Delancey Street Associates, the group of investors and developers behind Essex Crossing, closed on $200M of construction financing for 180 Broome St. from Wells Fargo and M&T Bank, the Wall Street Journal reports. Delancey Street Associates will fund the remainder of the $300M building, which will include 175K SF of office space, 263 rental apartments (split between market-rate and designated affordable units) and a portion of the Market Line retail hall.

Construction on 180 Broome St. is expected to begin this month and complete in 2020 as the third of four phases. Delancey Street Associates, which is made up of L+M Development Partners, Goldman Sachs Urban Investment Group, Taconic Investment Partners and BFC Partners, expects to complete the first four buildings that make up the first phase — including Trader Joe's and Target locations — by the end of this year.
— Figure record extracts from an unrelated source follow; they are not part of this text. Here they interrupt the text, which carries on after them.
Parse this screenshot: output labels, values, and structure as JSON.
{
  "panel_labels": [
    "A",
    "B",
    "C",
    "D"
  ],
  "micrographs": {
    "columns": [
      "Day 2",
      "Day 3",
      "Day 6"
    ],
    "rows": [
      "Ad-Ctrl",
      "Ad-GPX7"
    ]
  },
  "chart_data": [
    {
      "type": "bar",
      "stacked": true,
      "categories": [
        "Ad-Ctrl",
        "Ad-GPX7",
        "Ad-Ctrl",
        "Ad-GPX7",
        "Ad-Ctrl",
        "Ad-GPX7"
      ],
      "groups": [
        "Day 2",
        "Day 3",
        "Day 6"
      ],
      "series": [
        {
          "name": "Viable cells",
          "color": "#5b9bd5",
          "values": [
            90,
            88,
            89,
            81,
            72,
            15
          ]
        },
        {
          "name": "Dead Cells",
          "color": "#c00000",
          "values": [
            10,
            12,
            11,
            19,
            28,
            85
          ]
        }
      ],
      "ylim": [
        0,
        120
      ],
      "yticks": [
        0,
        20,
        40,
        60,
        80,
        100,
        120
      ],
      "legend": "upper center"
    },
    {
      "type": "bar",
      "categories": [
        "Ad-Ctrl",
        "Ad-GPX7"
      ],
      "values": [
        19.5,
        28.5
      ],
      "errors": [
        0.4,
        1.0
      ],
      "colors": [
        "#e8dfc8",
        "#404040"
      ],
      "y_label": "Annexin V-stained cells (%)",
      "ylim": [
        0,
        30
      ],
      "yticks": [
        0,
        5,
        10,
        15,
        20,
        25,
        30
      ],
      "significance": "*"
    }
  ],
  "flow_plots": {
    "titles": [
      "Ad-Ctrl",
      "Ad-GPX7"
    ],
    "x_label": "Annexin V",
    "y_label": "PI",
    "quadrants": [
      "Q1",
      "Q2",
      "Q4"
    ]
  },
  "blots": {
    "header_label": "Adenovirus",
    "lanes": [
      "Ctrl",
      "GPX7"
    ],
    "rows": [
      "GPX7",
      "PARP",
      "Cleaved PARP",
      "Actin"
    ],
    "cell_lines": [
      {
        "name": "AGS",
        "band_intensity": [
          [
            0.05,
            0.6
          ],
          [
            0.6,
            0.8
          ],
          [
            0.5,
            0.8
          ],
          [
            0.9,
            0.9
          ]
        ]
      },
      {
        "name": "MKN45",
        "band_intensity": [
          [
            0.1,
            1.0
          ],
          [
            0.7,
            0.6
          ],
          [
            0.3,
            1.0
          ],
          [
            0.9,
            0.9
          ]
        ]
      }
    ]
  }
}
The tower will stand 26 stories tall, with the top 21 floors dedicated to residential space. The office portion will include outdoor terraces, bicycle rooms, showers and an atrium with event space. All of that will sit above the 10K SF retail portion, likely to be part of the 150K SF Market Line, meant to be a long, bazaar-style marketplace with shops and eateries connected to the older Essex Street Market.

When 180 Broome is complete, Delancey Street Associates told the WSJ all but 35 of the affordable units it has promised will have delivered. All told, Essex Crossing is set to include over 1,000 apartments, over half of which will be designated affordable.